September 25, 2025

When the Drill Ran Dry: What We Learned from Our First and Only Dry Well

In 2021, after more than a decade of drilling reliable water wells across East Africa, Well Aware faced something we had never experienced before: a dry borehole.

And it was not just any project. This was in the home community of our Kenya Director of Projects, Mike. I met Mike on my very first trip to Kenya in 2010, when he was my driver. Within a couple of years, he became our first paid employee. Today, he is the glue that holds our Kenya team together, respected and loved by the communities we serve and by so many of our donors who have met him over the years. When Mike comes to our Austin galas, he is instantly surrounded by friends.

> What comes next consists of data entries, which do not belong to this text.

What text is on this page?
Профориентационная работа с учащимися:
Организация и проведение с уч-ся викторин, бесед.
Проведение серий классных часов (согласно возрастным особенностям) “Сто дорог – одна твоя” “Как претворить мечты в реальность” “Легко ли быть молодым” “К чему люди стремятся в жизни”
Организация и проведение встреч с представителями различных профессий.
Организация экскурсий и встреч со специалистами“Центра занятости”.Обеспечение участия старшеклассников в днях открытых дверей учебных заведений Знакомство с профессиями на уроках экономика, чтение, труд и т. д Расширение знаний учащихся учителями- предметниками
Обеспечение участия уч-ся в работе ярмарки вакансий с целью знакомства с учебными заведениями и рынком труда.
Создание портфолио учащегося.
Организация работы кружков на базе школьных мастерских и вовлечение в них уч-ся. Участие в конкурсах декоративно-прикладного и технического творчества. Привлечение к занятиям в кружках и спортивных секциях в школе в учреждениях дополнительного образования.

Mike’s community lies east of Nairobi, across the dry, rugged stretches of Makueni and Machakos counties. The land is beautiful in its own way, with rolling hills and acacia trees scattered under a wide blue sky, but it is also harsh. Rainfall is unpredictable, rivers vanish into dust for months at a time, and the groundwater, if it exists at all, is trapped deep under stubborn layers of rock. Generations have endured failed aid projects: hand pumps that broke and were left to rust, shallow wells that collapsed within months, and water tanks delivered without a source to fill them. The need is immense, and still today, large populations here lack a safe and reliable source of water.

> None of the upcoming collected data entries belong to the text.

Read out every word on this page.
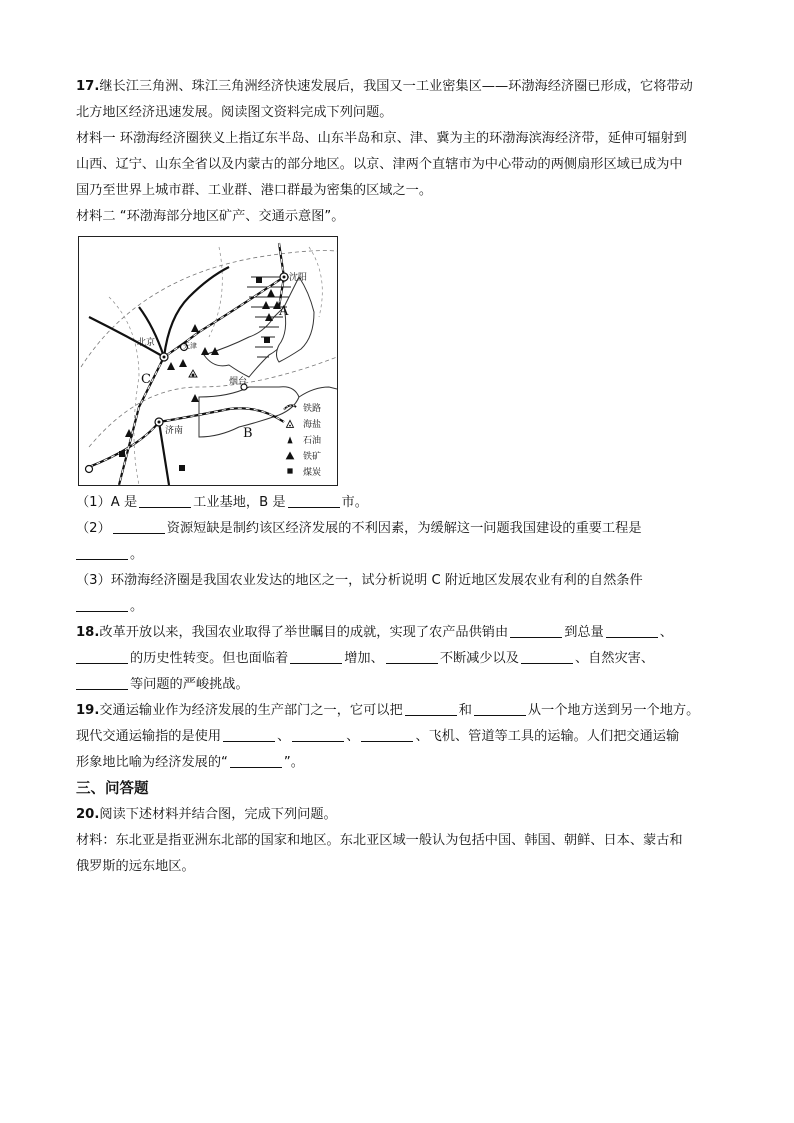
17.继长江三角洲、珠江三角洲经济快速发展后，我国又一工业密集区——环渤海经济圈已形成，它将带动

北方地区经济迅速发展。阅读图文资料完成下列问题。

材料一 环渤海经济圈狭义上指辽东半岛、山东半岛和京、津、冀为主的环渤海滨海经济带，延伸可辐射到

山西、辽宁、山东全省以及内蒙古的部分地区。以京、津两个直辖市为中心带动的两侧扇形区域已成为中

国乃至世界上城市群、工业群、港口群最为密集的区域之一。

材料二 “环渤海部分地区矿产、交通示意图”。

沈阳
北京	天津
烟台
济南
A
B
C
铁路
海盐
石油
铁矿
煤炭

（1）A 是	工业基地，B 是	市。

（2）	资源短缺是制约该区经济发展的不利因素，为缓解这一问题我国建设的重要工程是

。

（3）环渤海经济圈是我国农业发达的地区之一，试分析说明 C 附近地区发展农业有利的自然条件

。

18.改革开放以来，我国农业取得了举世瞩目的成就，实现了农产品供销由	到总量	、

的历史性转变。但也面临着	增加、	不断减少以及	、自然灾害、

等问题的严峻挑战。

19.交通运输业作为经济发展的生产部门之一，它可以把	和	从一个地方送到另一个地方。

现代交通运输指的是使用	、	、	、飞机、管道等工具的运输。人们把交通运输

形象地比喻为经济发展的“	”。

三、问答题

20.阅读下述材料并结合图，完成下列问题。

材料：东北亚是指亚洲东北部的国家和地区。东北亚区域一般认为包括中国、韩国、朝鲜、日本、蒙古和

俄罗斯的远东地区。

We had avoided drilling here for years because we knew the geology was risky. But when new studies emerged, along with a recently successful borehole nearby, we began to hope again. It finally felt like the right moment to try. The project was funded by our friends at Spectrum Brands, John Fox and Janette Ruark, who had both traveled with Well Aware and knew Mike well. They were not with us in person, but they were following every update from home, waiting to celebrate alongside us.

The first day of drilling was slow. The bit ground through layers of hard rock, inch by inch. On the second day, progress was just as slow, and the air around the drill site began to feel heavier. By the third day, our optimism had begun to thin. We had been doing this work for eleven years without ever hitting a dry well, and somewhere along the way, we had started to believe that would always be true.

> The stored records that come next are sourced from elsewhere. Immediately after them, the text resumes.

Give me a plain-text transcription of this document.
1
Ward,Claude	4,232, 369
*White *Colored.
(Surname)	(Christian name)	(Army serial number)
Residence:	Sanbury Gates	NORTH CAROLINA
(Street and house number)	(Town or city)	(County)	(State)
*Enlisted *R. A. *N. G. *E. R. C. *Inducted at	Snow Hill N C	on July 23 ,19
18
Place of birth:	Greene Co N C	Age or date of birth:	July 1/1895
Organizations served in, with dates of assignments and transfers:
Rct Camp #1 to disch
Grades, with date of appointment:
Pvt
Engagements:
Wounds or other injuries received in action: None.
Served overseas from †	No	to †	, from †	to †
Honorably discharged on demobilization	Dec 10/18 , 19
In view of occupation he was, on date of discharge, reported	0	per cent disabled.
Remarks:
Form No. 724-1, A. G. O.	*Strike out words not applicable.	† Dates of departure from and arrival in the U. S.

By the fourth day, reality began to settle in. The drillers pushed on, but the rock was unyielding. We spoke to other drillers across Kenya, consulted with hydrogeologists in the United States, and even explored hydrofracking in the hope of reaching water through fractured stone. Every hour brought more dust, more heat, and fewer reasons to believe we might succeed.

By the end of the fifth day, we had exhausted every option. Mike was there on site, standing quietly near the rig as the sun began to sink. He already knew what we had to tell him, but saying the words out loud was still one of the hardest moments of my career.

After that, we had to call John and Janette. I had never cried in front of donors before, but that night I did. They were heartbroken, but also incredibly gracious, telling us they knew we had done everything possible. On that same call, we made a promise together. If we could not bring groundwater to Mike’s community, we would find another way to bring its children the water they needed.

Over the next two years, we built rainwater harvesting systems at seven primary schools in and around Mike’s home community. Today, thousands of children drink clean water every day because of those systems.

That dry well changed us. It launched our deeper groundwater investigation program and helped us create the detailed database we now use to identify areas where drilling is simply not possible. It also strengthened our resolve to teach donors that rainwater systems are not a lesser option. In much of East Africa, drilling will never succeed, and in these places, rainwater harvesting is not the “second-best” choice. It is the only choice.

Some people still picture a water well as the ultimate solution, but this experience taught us something important. What matters is not the method, but the result. Clean, reliable water, in whatever form is possible, is what transforms lives.

Our dry well in Mike’s community will always be one of our most painful memories. Yet it is also one of our most meaningful. It reminded us that our work is not about proving we can drill anywhere. It is about ensuring that, no matter the odds, people have the water they need to live and thrive.